Outro ponto de preocupação, de acordo com a economista, é a inflação identificada nos preços negociáveis. “O que estamos vendo nesse momento é o repasse dos IGPs, que deve ser longo e pressionar o índice nos próximos meses. Em junho, especificamente, esse repasse aconteceu por conta da apreciação do real frente ao dólar”.

CPI da Covid: ruídos políticos

Os trabalhos da Comissão Parlamentar de Inquérito (CPI) da Covid no Senado ganham novos capítulos a cada dia, que estão sendo acompanhados pelos investidores com mais atenção.

Nesta quinta-feira, o colegiado ouve a ex-coordenadora do Programa Nacional de Imunizações (PNI) do Ministério da Saúde, Franciele Fantinato.

A servidora foi convocada para explicar por que recomendou a aplicação da segunda dose a gestantes que tinham recebido a 1ª dose da AstraZeneca com qualquer vacina que estivesse disponível, sem apresentar comprovação de eficácia.

Na véspera, o colegiado ouviu o ex-diretor do Departamento de Logística do Ministério da Saúde, Roberto Dias, que acabou sendo preso, porém libertado após passar cinco horas na delegacia do Senado e fazer pagamento de fiança de R$ 1.100.

O presidente da comissão, senador Omar Aziz, foi alvo de uma nota de repúdio assinada pelo ministro da Defesa, Walter Braga Neto, e pelos comandantes das Forças Armadas, com críticas à postura de Aziz.

Além disso, a prisão do ex-diretor dividiu os integrantes da comissão e provocou críticas até entre velhos aliados, que compõem o grupo G-7. Em público, porém, todos negaram.

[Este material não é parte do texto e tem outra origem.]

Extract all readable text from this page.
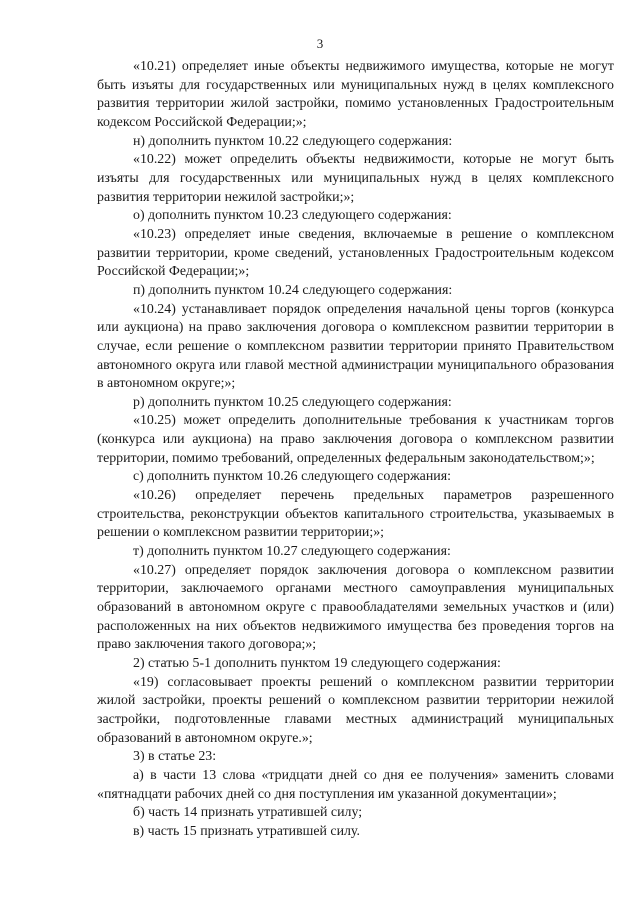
3

«10.21) определяет иные объекты недвижимого имущества, которые не могут быть изъяты для государственных или муниципальных нужд в целях комплексного развития территории жилой застройки, помимо установленных Градостроительным кодексом Российской Федерации;»;

н) дополнить пунктом 10.22 следующего содержания:

«10.22) может определить объекты недвижимости, которые не могут быть изъяты для государственных или муниципальных нужд в целях комплексного развития территории нежилой застройки;»;

о) дополнить пунктом 10.23 следующего содержания:

«10.23) определяет иные сведения, включаемые в решение о комплексном развитии территории, кроме сведений, установленных Градостроительным кодексом Российской Федерации;»;

п) дополнить пунктом 10.24 следующего содержания:

«10.24) устанавливает порядок определения начальной цены торгов (конкурса или аукциона) на право заключения договора о комплексном развитии территории в случае, если решение о комплексном развитии территории принято Правительством автономного округа или главой местной администрации муниципального образования в автономном округе;»;

р) дополнить пунктом 10.25 следующего содержания:

«10.25) может определить дополнительные требования к участникам торгов (конкурса или аукциона) на право заключения договора о комплексном развитии территории, помимо требований, определенных федеральным законодательством;»;

с) дополнить пунктом 10.26 следующего содержания:

«10.26) определяет перечень предельных параметров разрешенного строительства, реконструкции объектов капитального строительства, указываемых в решении о комплексном развитии территории;»;

т) дополнить пунктом 10.27 следующего содержания:

«10.27) определяет порядок заключения договора о комплексном развитии территории, заключаемого органами местного самоуправления муниципальных образований в автономном округе с правообладателями земельных участков и (или) расположенных на них объектов недвижимого имущества без проведения торгов на право заключения такого договора;»;

2) статью 5-1 дополнить пунктом 19 следующего содержания:

«19) согласовывает проекты решений о комплексном развитии территории жилой застройки, проекты решений о комплексном развитии территории нежилой застройки, подготовленные главами местных администраций муниципальных образований в автономном округе.»;

3) в статье 23:

а) в части 13 слова «тридцати дней со дня ее получения» заменить словами «пятнадцати рабочих дней со дня поступления им указанной документации»;

б) часть 14 признать утратившей силу;

в) часть 15 признать утратившей силу.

Acusado pelo policial militar Luiz Paulo Dominguetti de pedir propina em negociação para compra de vacinas contra o coronavírus, Dias foi pego em contradição ao dizer que o encontro com o homem que tentava vender o imunizante havia sido “acidental”.

No entanto, conversas gravadas desmentiram a versão. O auto de prisão elenca uma lista de 12 contradições do ex-diretor.

Bolsas asiáticas fecham em baixa

As bolsas asiáticas fecharam majoritariamente em baixa nesta quinta-feira, em meio a uma crescente ofensiva de Pequim contra grandes empresas de tecnologia chinesas e após uma inesperada sinalização de relaxamento monetário pela China gerar dúvidas sobre o ritmo de recuperação da segunda maior economia do mundo.

O mercado em Hong Kong liderou as perdas, com queda de 2,89% do Hang Seng, aos 27.153,13 pontos, menor nível neste ano.

O Hang Seng vem acumulando perdas há oito pregões seguidos, principalmente no setor de tecnologia, à medida que Pequim intensificou a pressão regulatória sobre "big techs" chinesas.

Na China continental, o Xangai Composto recuou 0,79%, aos 3.525,50 pontos, enquanto o menos abrangente Shenzhen Composto caiu 0,48%, aos 2.435,21 pontos.

Em outras partes da Ásia, o japonês Nikkei se desvalorizou 0,88% em Tóquio hoje, a 28.118,03 pontos, e o sul-coreano Kospi cedeu 0,99% em Seul, aos 3.252,68 pontos. Exceção, o Taiex registrou alta marginal de 0,09% em Taiwan, aos 17.866,09 pontos.

A indicação de que a China poderá relaxar sua política monetária também gerou um alerta sobre fragilidades na economia do país que podem comprometer a recuperação da economia global, após os choques da pandemia de covid-19.

Ontem, o gabinete da China disse que autoridades usarão instrumentos de política monetária, inclusive cortes de compulsórios, para sustentar a economia real, principalmente pequenas e médias empresas.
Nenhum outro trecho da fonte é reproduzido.